For Thomas, it is an unimportant incident, easily and quickly forgotten. But for Louis, the firing is merely the first mishap in a chain of humiliations. Unable to find another job, he's unable to provide for his family. He can't even pay the rent on their modest but well-tended home. So while his wife (Kelly Lynch) and their children move in with her mother (Carrie Snodgress), he has to fend for himself. And when he goes out one evening to relax with a few drinks, Louis is mistaken for a felony suspect and brutally rousted by brutal cops.
Eventually, Louis decides that one man is responsible for all his misfortunes: Thaddeus Thomas. So he kidnaps the businessman, intending to ask for nothing more than a lump-sum severance payment. Not surprisingly, nothing good comes of this.
White Man's Burden has all the subtlety of a tabloid headline, and all the depth of an editorial cartoon. Because of budgetary constraints, Nakano -- a first-time director whose resume includes co-writing credits for Last Exit to Brooklyn and American Me -- was forced to skimp on details while dramatizing his role-reversal gimmick. Indeed, he was forced to skimp on everything: street scenes are noticeably under-populated, and the movie as a whole has the tawdry look of something filmed quickly and lit too brightly for a non-premium cable network.

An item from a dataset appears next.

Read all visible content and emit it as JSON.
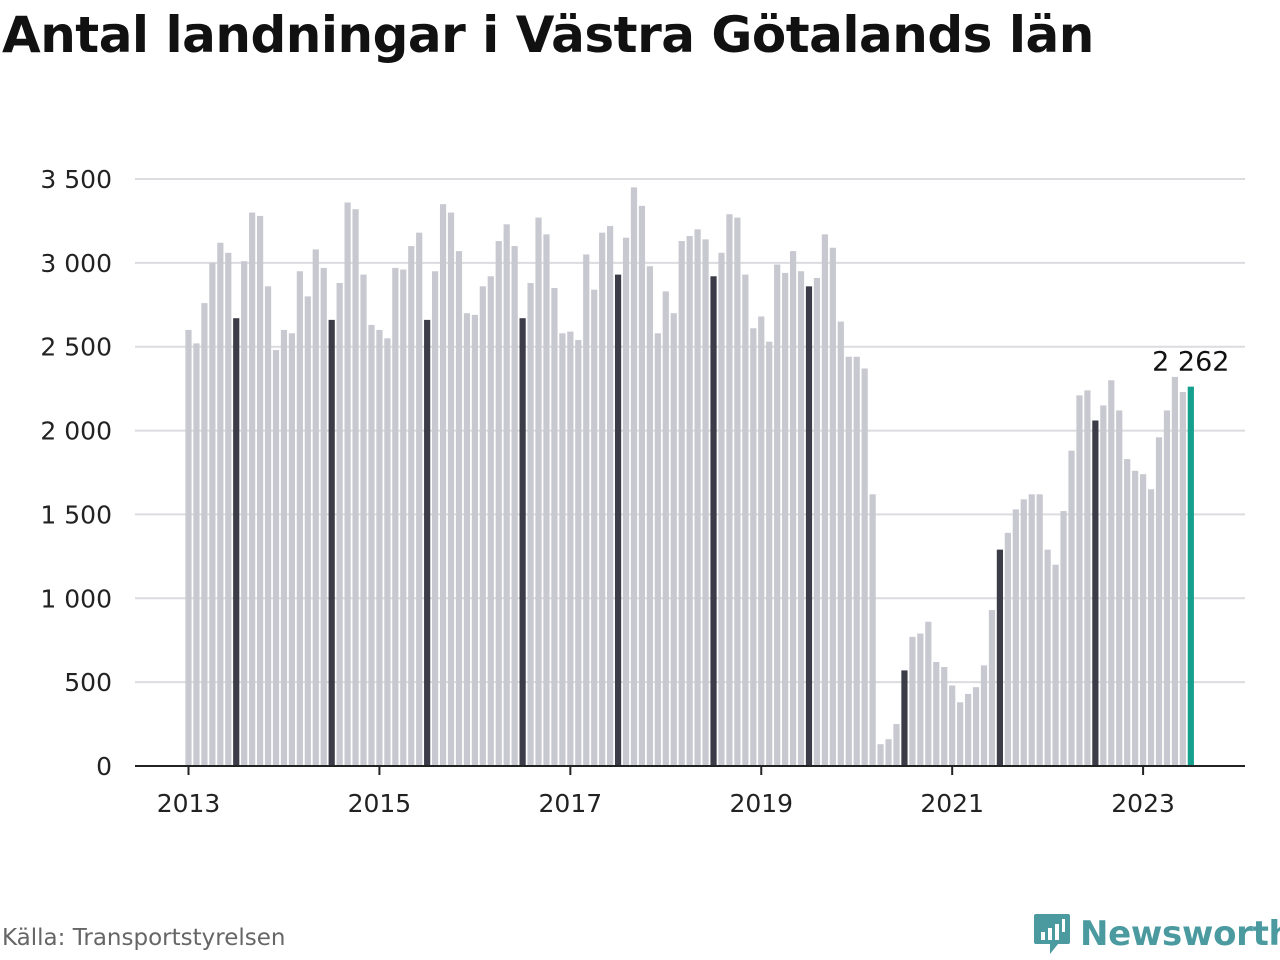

And yet, for all that, White Man's Burden percolates with enough rough-edged wit and genuine moral outrage to be much more than the sum of its parts. In an age when many movies take pride in being about nothing but other movies -- or, to be more precise, about an unreality that has everything to do with the movies and little to do with life as we know it -- Nakano earns respect simply for trying to find a fresh way to tackle a vexing social issue. At the very least, he has made a movie about something that matters -- arguably, the most important something that is troubling America right now. Good intentions are never enough, of course. But they should count for something.